JENA-1948: JSON-LD 1.1 - reader and writer #1045

afs · 2021-08-08T19:28:33Z

No description provided.

afs · 2021-08-09T21:36:57Z

Now includes prefix extraction (see LangJSONLD11.extractPrefixes - similar to jsonld-java except it follows the comment in the jsonld-java code and only considers an alias to be a prefix the uri string ends in #, / or :.

Includes a basic writer.

@acoburn - haven't figured out how to preload/cache contexts but that looks important for both performance and privacy/security. I think you have experience here?

ajs6f · 2021-08-09T22:12:42Z

From a security POV, we'd ideally like to offer pluggable context loading with a simple contract, e.g. some folks may want to load from a secure immutable store.
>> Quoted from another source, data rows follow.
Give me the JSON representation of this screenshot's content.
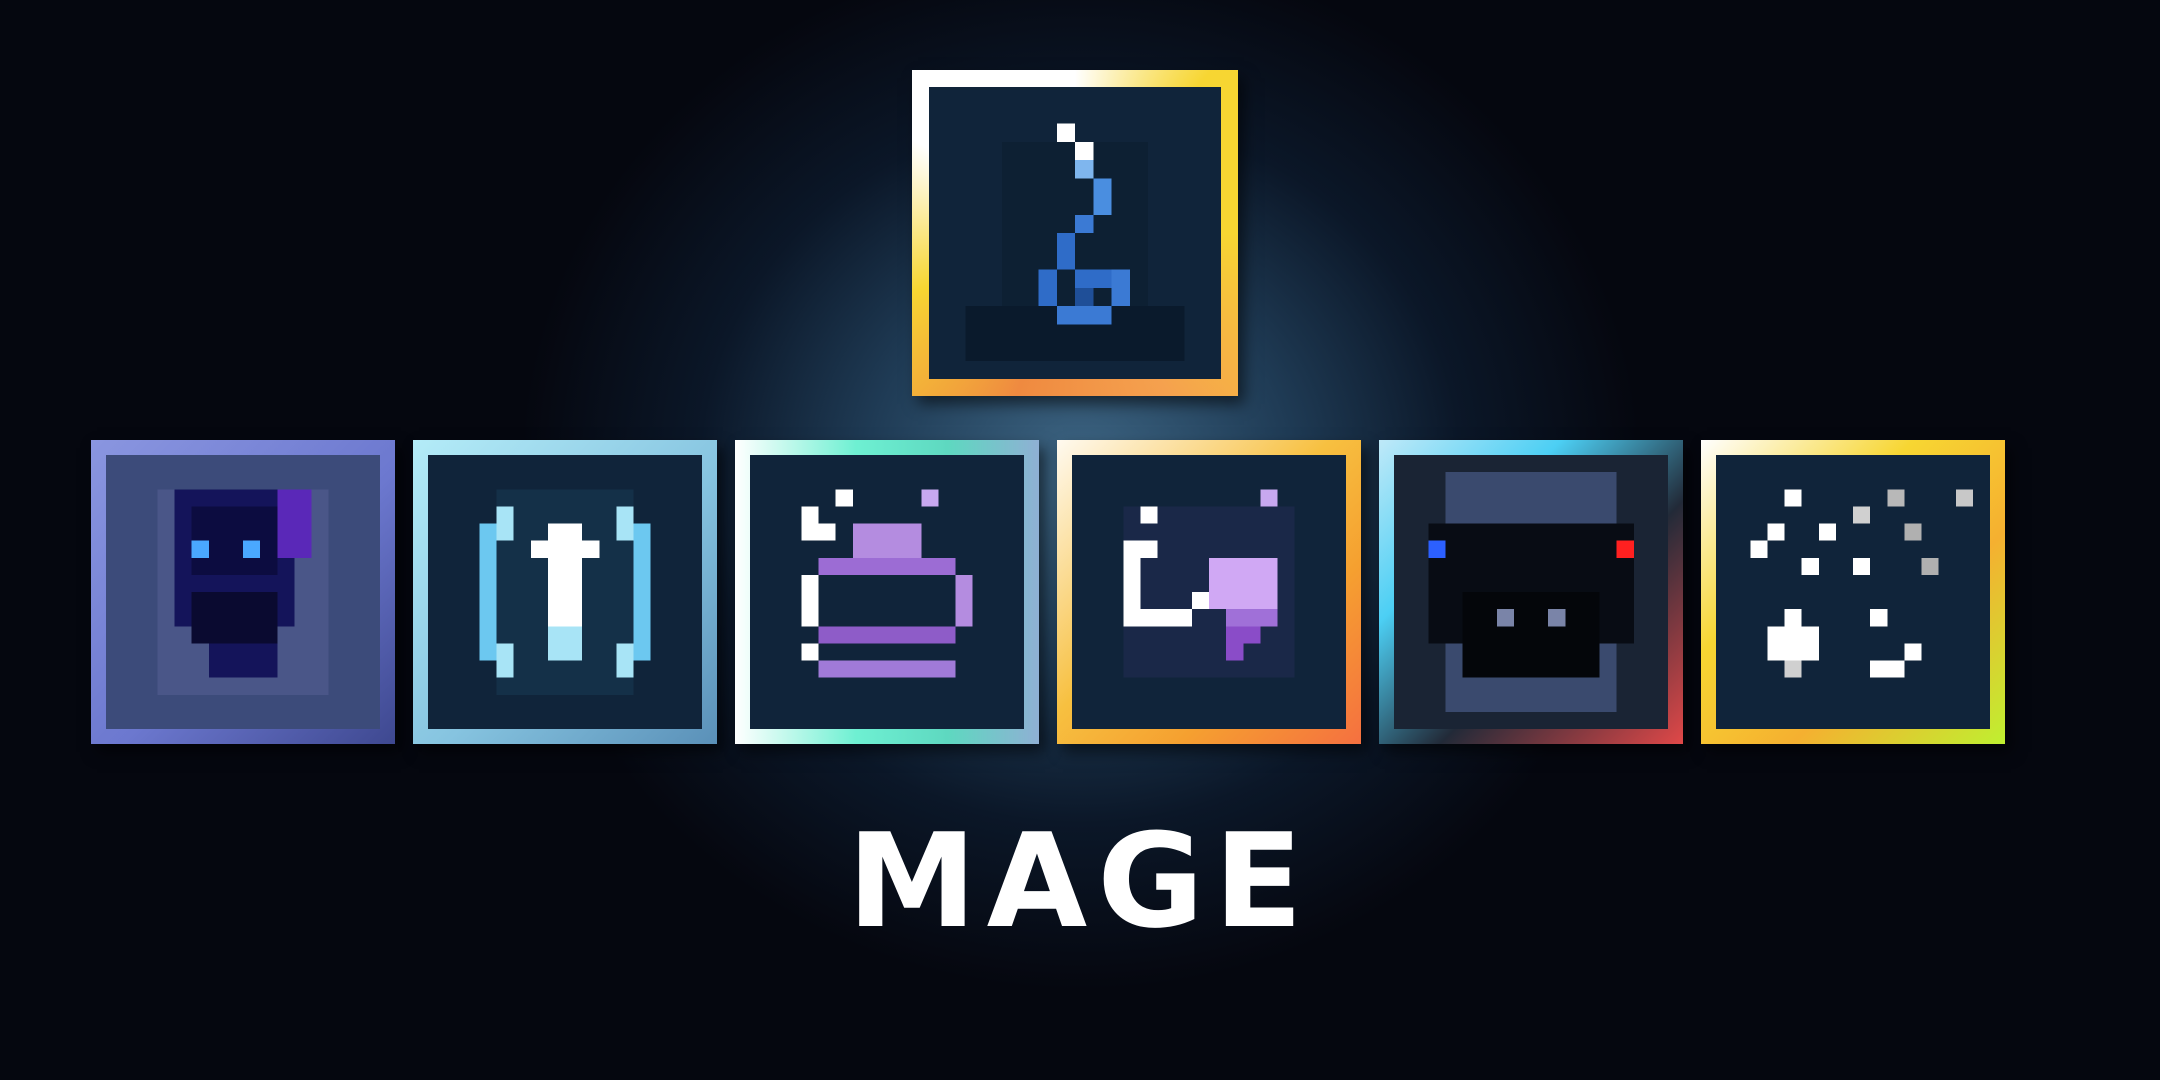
{
  "class_name": "MAGE",
  "featured_icon": {
    "name": "serpent-spiral-icon",
    "frame": [
      "#ffffff",
      "#f7d632",
      "#f5a14e",
      "#ef8a40"
    ]
  },
  "ability_icons": [
    {
      "name": "shadow-specter-icon",
      "frame": [
        "#8a96e0",
        "#6c78cf",
        "#4b559e"
      ]
    },
    {
      "name": "ice-shield-arrow-icon",
      "frame": [
        "#a8e4f6",
        "#86c4e0",
        "#5f98bc"
      ]
    },
    {
      "name": "purple-crown-icon",
      "frame": [
        "#ffffff",
        "#6ef0d2",
        "#5ed8c0",
        "#8fb0d4"
      ]
    },
    {
      "name": "moon-heart-icon",
      "frame": [
        "#fffaf0",
        "#f7c040",
        "#f5a030",
        "#f58040"
      ]
    },
    {
      "name": "red-eyed-shadow-icon",
      "frame": [
        "#bfe9f8",
        "#4ccff4",
        "#222a38",
        "#e04848"
      ]
    },
    {
      "name": "shooting-stars-icon",
      "frame": [
        "#ffffff",
        "#f7d632",
        "#f5b030",
        "#bff030"
      ]
    }
  ]
}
That scenario was much-discussed during 1.1 WG. Does Titanium already offer something like that?

afs · 2021-08-10T08:20:33Z

@ajs6f Try asking on JENA-1948 which is more likely to get attention.

(Judging by class names, the answer is "yes" - the question is "how?")

afs · 2021-08-10T10:12:53Z

This work is now sufficiently complete to be put into the codebase.

acoburn · 2021-08-10T13:44:49Z

haven't figured out how to preload/cache contexts but that looks important for both performance and privacy/security.

In Titanium, one would write something like this:

JsonLd.toRdf(...).loader(myCustomLoader).get();

There is a built-in document loader with certain caching properties; the code above allows a user to override that default with their own implementation of the DocumentLoader interface.

If you're able to use your own DocumentLoader, then you have complete control over what is loaded and how that resolution is performed. That structure also allows you to selectively accept/reject certain context documents based on allow/deny lists. This gets to @ajs6f's comment about using an immutable store. In my own code, I have found this to be really useful, but also very specific to the particular use case.

afs · 2021-08-10T20:48:43Z

@acoburn -- thanks.

It's a JSON-LD issues that contexts are like a data version of tracking cookies and pixels, and not specifically about Titanium.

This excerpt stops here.